Entendemos que a R$ 3,70 o preço da moeda estará em linha com a realidade presente.

Sabidamente, por vezes “esquecida”, o país tem uma situação de contas externas bastante confortável que não o deixa sujeito a qualquer crise cambial, mas este é um ponto absolutamente fora da curva no sentido positivo, visto que tudo o mais está carente de ajustes dantescos e portanto, representam risco.

Perspectivas de melhora de gestão de estatais com participação na Bolsa precisam ser vistas com equilíbrio, já que ocorreram mudanças substantivas na gestão e o mercado as sancionou, então podem ocorrer exacerbações de preços especulativamente.

É preciso se conhecer quais são os planos de governo para as reformas imprescindíveis e a sua exequibilidade, sem ignorar que o que envolver privatizações e requerer aportes de investimentos internacionais agora tem a forte concorrência americana que com a reforma tributária implantada passou a atrair os grandes investimentos e até desinvestimentos em outros países detidos por empresas americanas.

O mundo está em ebulição seja no comércio exterior e/ou nos fluxos de capitais e o Brasil precisará se tornar mais aberto e competitivo e isto demanda tempo e determinação.

Enfim, o novo governo assumirá um país que está “entravado” na sua atividade econômica e com enorme crise fiscal e todas as mazelas decorrentes, mas que tem a inflação sobre controle e juro baixo, o que já é uma grande vantagem.

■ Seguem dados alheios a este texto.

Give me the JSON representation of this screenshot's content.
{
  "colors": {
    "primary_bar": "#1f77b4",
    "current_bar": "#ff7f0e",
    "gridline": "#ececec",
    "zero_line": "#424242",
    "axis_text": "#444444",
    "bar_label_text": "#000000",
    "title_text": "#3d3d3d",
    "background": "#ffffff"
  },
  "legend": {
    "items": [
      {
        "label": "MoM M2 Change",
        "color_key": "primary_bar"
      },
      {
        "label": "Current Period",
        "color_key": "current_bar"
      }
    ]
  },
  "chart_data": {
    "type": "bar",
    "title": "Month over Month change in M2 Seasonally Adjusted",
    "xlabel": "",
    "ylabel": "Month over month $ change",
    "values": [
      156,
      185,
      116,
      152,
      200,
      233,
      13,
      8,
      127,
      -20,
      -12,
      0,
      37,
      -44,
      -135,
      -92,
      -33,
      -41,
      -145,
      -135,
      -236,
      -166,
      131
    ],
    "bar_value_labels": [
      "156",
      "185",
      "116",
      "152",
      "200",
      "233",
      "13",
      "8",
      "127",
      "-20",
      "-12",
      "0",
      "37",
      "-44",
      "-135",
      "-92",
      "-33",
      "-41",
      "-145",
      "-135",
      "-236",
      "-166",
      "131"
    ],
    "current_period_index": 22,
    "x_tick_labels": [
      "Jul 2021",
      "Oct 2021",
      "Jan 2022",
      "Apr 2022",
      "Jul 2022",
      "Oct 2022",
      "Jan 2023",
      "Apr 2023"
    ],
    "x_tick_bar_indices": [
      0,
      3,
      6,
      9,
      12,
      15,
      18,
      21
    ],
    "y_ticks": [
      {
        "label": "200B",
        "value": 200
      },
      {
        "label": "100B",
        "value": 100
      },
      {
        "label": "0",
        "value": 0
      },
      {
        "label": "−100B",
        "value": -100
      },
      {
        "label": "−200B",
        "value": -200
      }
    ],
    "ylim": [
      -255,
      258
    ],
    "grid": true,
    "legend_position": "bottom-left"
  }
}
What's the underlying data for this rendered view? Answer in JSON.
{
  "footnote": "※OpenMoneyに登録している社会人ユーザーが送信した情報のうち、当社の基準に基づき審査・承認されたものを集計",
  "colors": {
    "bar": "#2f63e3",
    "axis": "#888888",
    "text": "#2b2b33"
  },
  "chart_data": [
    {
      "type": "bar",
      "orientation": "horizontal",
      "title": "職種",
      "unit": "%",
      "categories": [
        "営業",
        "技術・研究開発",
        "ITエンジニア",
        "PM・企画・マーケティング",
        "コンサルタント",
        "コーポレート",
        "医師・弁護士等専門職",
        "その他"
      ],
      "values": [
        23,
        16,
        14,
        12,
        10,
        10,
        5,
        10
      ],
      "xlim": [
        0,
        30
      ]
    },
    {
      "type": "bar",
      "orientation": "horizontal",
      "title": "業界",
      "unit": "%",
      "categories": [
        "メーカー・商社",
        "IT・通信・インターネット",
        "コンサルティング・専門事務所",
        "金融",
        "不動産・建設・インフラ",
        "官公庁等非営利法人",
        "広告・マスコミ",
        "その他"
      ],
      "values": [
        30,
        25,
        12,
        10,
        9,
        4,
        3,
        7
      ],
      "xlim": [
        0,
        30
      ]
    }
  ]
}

O discurso inicial de conceder independência ao Banco Central do Brasil seria um relevante e importante passo na direção da modernidade.

A continuidade do Presidente atual seria positiva e certamente bem aceita pelo mercado, havendo também boa receptividade pelos nomes da equipe econômica do governo Temer.

O Boletim FOCUS divulgado hoje aponta corretamente um redução na projeção do dólar estabelecendo-a em R$ 3,71, sendo a nossa NGO, já antecipada como nossa projeção desde maio/junho para pós eleição, R$ 3,70.

A projeção para o PIB foi elevada de 1,34% para 1,36%, muito provavelmente devido os resultados imprevistos dos meses recentes, mas temos expectativa menor.

O IPCA foi reduzido de 4,44% para 4,43%, mas acreditamos que venha a ser mais deprimido em razão da queda do preço do dólar que teve impacto na elevação das projeções e agora deverá impor correção reduzindo-o.

A SELIC nos parece dada para este ano em 6,5%, não havendo qualquer pressão indutora a elevação, até porque o dólar perdeu seu impacto inflacionário.

Enfim, o país passa a conviver com novas expectativas e o mercado financeiro está otimista, mas não pode cometer o equívoco de trazer a “valor presente” as “expectativas ainda incertas” de médio prazo, o que poderia provocar desapontamentos.

É preciso continuar acompanhando a visão externa sobre o Brasil, o comportamento do CDS, a facilidade de colocação de papéis brasileiros no exterior a taxas razoáveis, visto que a qualquer preço sempre haverá demanda, e, espera-se que o novo governo saiba construir relacionamentos comerciais fortes e sustentáveis reconstruindo o que foi desprezados pelos governos anteriores.